Just spending one hour a week on growing your skills could have a significant impact on your business and your self-confidence.

“Anyone who stops learning is old, whether at twenty or eighty. Anyone who keeps learning stays young.” Quote by Henry Ford

Always monitor and reflect on your progress

As a trainer, you know how important it is to monitor and reflect on your progress whenever you embark on any personal or professional development.

Make sure you book time for this in your diary too.

Ask yourself:

  • What have you achieved in line with your goals and vision for the future?
  • What have you found difficult?
  • Is there something else you’ve realised you’ll need to do to accomplish a goal?
  • If so, what training do you need to complete to make it happen?
  • Do your goals still reflect what you want to achieve?
  • Are you having fun and does what you’re doing energise you? (This can be affected by the extent to which you’re an extrovert or introvert).
  • Are you learning in a way that suits your learning style?

Your observations will help you to revise your training needs moving forward.

Your development will benefit your clients too

I understand how hard it is to prioritise your own training and development when you’re building a training business. However, I believe it needs to be a non-negotiable element, as important to your plans as your accounts, marketing or clients.
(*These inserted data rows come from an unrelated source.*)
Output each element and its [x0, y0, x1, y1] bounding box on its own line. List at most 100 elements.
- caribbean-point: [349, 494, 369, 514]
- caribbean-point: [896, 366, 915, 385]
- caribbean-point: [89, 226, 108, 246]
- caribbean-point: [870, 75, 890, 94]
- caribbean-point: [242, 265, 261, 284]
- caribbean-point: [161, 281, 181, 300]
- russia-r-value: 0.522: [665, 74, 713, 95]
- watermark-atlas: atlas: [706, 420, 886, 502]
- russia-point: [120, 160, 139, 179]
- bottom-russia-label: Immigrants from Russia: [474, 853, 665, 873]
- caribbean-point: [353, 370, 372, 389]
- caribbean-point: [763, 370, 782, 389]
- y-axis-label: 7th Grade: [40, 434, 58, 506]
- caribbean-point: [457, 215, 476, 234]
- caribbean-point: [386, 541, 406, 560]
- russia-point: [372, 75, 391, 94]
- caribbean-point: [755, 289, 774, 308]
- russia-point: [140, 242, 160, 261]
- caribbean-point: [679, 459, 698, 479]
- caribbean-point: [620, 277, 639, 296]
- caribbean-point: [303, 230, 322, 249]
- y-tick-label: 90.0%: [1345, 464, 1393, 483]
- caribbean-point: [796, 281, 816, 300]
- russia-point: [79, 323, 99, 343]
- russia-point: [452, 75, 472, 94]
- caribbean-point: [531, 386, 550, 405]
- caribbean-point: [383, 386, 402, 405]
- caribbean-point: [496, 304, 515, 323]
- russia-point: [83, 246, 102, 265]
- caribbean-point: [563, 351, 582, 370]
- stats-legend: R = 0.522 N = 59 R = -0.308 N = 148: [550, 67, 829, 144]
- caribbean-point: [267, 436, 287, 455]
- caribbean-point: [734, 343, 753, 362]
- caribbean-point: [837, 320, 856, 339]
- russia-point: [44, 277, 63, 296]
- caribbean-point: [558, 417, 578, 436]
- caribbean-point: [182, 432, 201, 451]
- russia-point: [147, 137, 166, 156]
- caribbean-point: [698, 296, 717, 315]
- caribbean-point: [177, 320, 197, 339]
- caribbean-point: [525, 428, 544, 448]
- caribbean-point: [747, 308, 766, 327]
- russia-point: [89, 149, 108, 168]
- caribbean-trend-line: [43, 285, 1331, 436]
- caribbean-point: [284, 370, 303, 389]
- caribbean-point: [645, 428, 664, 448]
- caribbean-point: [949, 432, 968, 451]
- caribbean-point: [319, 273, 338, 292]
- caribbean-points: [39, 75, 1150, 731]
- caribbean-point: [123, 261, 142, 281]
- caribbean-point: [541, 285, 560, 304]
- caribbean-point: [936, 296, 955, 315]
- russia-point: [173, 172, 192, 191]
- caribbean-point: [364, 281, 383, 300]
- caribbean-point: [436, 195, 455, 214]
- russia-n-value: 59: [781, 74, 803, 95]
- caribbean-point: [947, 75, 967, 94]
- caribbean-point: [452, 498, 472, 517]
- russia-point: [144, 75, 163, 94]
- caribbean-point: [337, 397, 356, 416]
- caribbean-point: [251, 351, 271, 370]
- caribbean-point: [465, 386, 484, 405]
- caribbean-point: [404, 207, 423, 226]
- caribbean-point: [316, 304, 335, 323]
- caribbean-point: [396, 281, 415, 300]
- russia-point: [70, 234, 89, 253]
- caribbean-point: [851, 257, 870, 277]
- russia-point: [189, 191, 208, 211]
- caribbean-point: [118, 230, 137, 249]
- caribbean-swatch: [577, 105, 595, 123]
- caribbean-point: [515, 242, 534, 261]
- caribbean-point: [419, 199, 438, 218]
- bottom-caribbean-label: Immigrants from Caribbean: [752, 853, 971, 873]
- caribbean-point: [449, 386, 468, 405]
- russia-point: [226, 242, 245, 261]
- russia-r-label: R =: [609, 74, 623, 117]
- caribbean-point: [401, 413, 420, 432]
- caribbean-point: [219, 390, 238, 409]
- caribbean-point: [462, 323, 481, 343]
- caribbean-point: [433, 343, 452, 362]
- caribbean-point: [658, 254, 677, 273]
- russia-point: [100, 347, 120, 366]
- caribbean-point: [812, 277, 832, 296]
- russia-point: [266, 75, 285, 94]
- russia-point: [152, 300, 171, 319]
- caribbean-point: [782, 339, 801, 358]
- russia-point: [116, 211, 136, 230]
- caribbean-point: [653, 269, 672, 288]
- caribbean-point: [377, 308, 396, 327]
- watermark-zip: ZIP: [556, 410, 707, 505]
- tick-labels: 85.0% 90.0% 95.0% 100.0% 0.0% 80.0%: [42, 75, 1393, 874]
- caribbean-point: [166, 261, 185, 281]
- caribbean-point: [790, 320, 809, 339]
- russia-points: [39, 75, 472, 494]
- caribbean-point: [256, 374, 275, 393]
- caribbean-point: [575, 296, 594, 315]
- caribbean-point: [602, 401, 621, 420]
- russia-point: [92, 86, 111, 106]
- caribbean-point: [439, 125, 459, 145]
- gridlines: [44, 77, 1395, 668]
Continuing personal and professional development can give your business the competitive edge by bringing clients:

  • Up-to-date skills and knowledge
  • A model for life-long learning
  • New approaches to training
  • Creativity and innovation
  • Self-confidence
  • Value for money

It’s always fantastic to meet someone who practices what they preach because it shows their advice is genuine and based on experience.

Who better to train others than someone who is committed to their own learning and development?

What do you do to prioritise your training and development? How much time a month do you spend on CPD or similar? I’d love to hear your thoughts.